Cellulose-reinforced poly(cyclocarbonate-ether)-based composite polymer electrolyte and facile gel interfacial modification for solid-state lithium-ion batteries

Abstract

Synthesizing high-performance solid electrolytes with simple methods and common materials has long been a desire for lithium-ion batteries. Here, easy-available composite polymer electrolytes (CPEs) were prepared via UV curing of novel P(VEC-co-EGDMA) matrix and ionic liquid (IL) with commercial cellulose separator (CL).
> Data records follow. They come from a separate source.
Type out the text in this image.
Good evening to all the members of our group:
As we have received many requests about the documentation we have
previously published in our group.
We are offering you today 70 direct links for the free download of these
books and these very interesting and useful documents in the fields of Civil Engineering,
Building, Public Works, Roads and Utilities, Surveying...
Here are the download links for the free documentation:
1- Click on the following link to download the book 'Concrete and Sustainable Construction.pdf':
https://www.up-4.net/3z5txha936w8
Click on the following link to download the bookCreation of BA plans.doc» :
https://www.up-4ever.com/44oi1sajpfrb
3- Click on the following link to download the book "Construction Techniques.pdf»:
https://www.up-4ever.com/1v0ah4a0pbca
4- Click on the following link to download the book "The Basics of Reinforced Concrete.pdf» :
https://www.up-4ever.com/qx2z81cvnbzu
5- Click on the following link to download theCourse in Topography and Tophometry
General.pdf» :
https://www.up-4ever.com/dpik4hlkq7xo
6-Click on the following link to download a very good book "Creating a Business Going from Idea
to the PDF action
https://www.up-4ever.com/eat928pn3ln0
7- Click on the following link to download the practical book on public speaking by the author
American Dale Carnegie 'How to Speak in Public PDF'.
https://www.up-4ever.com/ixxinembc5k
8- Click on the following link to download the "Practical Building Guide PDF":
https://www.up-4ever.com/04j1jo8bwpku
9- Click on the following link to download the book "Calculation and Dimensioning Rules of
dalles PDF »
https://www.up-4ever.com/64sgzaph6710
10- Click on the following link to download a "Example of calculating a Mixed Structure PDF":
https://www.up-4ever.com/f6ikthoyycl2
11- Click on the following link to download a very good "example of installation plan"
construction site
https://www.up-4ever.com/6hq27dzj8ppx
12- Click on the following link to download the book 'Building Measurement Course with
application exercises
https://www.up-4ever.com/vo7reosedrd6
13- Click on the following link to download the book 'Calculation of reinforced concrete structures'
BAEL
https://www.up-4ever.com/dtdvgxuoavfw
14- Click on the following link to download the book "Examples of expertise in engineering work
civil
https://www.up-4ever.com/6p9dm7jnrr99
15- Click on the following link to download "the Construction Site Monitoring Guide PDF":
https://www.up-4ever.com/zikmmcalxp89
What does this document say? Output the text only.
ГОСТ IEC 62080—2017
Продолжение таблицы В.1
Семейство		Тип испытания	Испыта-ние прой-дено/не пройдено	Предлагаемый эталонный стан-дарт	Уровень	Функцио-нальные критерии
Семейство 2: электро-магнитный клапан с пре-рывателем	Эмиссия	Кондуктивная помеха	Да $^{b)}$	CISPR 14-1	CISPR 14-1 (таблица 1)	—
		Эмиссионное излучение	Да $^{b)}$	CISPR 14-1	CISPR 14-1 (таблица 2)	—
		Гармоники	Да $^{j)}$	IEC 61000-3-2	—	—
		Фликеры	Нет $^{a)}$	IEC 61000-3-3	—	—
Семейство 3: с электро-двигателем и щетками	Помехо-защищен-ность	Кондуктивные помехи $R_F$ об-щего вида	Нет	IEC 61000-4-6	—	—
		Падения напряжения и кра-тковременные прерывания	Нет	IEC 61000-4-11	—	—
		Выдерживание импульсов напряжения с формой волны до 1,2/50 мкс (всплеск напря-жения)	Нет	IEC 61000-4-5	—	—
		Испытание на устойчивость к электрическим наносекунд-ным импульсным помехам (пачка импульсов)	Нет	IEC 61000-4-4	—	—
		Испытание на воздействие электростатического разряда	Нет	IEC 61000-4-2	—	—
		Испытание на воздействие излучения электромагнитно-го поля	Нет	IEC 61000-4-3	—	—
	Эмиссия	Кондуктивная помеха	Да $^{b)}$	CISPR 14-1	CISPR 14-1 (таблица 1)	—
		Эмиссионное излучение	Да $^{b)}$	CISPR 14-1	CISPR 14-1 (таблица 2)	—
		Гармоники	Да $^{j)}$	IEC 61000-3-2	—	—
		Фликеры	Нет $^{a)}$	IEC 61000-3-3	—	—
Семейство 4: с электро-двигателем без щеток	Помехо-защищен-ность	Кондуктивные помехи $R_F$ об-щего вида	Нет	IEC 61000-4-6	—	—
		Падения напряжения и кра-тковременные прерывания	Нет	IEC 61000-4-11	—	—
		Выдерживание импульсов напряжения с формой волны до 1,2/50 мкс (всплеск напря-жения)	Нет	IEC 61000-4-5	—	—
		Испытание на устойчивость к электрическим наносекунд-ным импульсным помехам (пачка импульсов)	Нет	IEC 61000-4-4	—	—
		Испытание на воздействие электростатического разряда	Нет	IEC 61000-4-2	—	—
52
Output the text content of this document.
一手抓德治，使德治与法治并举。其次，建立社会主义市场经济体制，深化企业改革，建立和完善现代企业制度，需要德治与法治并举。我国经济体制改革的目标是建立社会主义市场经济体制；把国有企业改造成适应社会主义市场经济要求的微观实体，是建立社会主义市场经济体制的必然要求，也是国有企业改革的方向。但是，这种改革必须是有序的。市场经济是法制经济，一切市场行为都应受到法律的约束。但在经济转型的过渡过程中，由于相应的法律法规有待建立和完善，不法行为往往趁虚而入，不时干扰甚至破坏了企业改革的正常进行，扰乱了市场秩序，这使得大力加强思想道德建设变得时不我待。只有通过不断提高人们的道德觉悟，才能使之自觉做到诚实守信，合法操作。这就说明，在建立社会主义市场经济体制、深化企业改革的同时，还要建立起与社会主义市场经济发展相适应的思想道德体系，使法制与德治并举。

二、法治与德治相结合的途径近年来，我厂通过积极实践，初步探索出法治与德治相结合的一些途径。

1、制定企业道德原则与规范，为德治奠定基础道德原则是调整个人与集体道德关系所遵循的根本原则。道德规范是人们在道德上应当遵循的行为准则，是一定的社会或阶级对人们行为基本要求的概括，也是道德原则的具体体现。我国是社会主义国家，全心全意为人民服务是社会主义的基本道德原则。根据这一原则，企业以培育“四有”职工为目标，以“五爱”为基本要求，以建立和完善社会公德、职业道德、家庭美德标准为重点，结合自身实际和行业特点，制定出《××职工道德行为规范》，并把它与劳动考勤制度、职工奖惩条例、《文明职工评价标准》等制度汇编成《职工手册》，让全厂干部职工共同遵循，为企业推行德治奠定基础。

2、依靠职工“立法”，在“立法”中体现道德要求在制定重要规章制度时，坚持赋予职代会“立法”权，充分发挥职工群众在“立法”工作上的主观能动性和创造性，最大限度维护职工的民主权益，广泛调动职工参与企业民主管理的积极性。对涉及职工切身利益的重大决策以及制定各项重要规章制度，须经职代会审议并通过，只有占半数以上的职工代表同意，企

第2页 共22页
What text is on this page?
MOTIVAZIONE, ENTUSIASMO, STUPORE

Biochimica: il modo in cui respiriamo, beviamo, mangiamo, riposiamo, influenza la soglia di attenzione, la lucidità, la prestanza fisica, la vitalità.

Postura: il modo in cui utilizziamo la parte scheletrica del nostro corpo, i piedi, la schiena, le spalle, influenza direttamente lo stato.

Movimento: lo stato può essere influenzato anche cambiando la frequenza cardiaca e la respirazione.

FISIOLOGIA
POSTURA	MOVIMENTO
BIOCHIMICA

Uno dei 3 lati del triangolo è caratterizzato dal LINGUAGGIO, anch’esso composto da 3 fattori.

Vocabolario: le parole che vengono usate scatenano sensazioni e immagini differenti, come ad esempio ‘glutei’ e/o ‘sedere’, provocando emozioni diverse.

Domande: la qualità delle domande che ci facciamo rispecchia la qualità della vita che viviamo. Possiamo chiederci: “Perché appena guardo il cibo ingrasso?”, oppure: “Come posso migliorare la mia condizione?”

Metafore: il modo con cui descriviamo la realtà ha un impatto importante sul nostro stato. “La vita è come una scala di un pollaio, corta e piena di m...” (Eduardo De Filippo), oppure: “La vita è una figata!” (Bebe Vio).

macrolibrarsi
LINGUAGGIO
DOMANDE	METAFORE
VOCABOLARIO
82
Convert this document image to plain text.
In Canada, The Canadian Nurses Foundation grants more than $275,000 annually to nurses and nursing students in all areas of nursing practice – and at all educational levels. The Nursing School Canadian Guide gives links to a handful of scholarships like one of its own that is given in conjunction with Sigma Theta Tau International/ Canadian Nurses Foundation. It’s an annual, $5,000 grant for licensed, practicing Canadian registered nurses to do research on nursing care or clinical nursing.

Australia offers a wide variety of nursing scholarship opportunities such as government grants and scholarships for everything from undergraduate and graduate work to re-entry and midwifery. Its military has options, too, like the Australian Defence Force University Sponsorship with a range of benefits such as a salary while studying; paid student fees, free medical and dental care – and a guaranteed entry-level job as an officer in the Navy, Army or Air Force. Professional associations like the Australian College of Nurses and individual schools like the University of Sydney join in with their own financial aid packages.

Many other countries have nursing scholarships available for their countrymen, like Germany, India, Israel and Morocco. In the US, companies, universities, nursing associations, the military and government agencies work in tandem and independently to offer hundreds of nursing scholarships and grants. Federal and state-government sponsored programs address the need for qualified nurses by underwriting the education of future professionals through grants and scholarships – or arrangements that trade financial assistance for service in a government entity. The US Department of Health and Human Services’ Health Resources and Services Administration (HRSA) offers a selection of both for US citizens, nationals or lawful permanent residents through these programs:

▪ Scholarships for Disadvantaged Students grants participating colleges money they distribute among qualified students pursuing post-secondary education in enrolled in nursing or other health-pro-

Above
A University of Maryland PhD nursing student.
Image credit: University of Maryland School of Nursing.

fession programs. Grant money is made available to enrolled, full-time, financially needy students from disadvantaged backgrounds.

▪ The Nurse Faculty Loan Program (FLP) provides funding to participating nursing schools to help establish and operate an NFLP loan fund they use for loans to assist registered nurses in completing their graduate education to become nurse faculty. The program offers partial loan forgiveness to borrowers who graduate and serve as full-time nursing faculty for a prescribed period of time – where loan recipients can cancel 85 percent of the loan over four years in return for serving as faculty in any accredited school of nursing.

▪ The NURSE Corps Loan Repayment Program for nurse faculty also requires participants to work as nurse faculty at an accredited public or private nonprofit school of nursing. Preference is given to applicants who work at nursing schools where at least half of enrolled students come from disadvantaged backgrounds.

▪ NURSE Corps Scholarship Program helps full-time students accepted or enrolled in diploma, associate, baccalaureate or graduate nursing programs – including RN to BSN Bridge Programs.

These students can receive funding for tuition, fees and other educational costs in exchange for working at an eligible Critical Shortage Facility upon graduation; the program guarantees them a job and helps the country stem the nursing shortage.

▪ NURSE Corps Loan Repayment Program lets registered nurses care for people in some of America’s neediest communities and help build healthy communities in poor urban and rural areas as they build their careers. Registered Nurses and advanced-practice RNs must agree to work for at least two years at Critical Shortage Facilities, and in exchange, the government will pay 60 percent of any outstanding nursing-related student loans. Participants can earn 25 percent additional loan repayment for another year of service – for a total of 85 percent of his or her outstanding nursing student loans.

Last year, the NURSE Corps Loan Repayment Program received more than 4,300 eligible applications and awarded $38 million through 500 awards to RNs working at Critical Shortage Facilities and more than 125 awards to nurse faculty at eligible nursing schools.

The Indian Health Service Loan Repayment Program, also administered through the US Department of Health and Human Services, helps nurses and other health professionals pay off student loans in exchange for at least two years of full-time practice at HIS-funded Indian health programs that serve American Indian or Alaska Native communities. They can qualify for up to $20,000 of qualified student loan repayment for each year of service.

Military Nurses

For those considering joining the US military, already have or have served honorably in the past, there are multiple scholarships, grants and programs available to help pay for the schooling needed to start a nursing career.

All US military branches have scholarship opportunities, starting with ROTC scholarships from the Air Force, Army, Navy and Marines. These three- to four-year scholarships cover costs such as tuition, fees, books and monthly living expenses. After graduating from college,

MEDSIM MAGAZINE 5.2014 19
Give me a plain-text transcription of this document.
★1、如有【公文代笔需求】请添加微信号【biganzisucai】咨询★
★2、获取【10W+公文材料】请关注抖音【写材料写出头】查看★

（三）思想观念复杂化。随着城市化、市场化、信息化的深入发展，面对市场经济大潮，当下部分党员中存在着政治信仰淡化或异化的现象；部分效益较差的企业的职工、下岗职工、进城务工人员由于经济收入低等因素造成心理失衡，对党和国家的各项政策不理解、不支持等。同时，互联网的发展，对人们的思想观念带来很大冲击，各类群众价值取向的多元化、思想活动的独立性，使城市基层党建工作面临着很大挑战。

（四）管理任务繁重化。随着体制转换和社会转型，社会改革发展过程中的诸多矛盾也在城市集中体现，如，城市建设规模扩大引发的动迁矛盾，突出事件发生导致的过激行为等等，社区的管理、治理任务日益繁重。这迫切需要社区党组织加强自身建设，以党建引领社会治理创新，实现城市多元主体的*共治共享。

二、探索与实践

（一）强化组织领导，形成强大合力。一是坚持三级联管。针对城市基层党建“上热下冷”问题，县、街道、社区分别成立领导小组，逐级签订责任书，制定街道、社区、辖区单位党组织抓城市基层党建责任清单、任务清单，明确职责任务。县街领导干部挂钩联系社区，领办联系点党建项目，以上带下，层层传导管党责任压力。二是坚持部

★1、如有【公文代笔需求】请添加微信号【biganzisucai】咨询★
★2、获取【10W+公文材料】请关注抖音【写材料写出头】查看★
Loose complexation environment enabled cyclic carbonate of vinyl ethylene carbonate (VEC) to have higher Li+ migration capacity than EO, and poly (ethylene glycol) dimethacrylate (PEGDMA) was introduced as a flexible crosslinker to avoid excessively rigid structure. Furthermore, the IL with high voltage stability and CL with polar groups on the surface achieved liquid plasticization and mechanical reinforcement of P(VEC-co-EGDMA) matrix, synergistically improving the electrochemical performance and safety of CPEs. The ionic conductivity, electrochemical stability window and tensile strength of the optimal sample (PI64/CL) even reached 3.60 × 10−4 S cm−1 (25 °C), 5.6 V and 4.50 MPa, respectively. Finally, a 5 μm-thick PEO-LLZTO-IL gel transition layer was added at the electrolyte/cathode interface by a facile casting-curing method to optimize their interfacial contact, enabling the assembled solid-state battery to exhibit impressive rate and cycle performance, its specific capacity reached 151.6 mAh g−1 (1C) at 40 °C with the 89.1% capacity retention rate after 280 cycles, corresponding to 148.6 mAh g−1 (0.5C), 98.7%, 120 cycles at room temperature.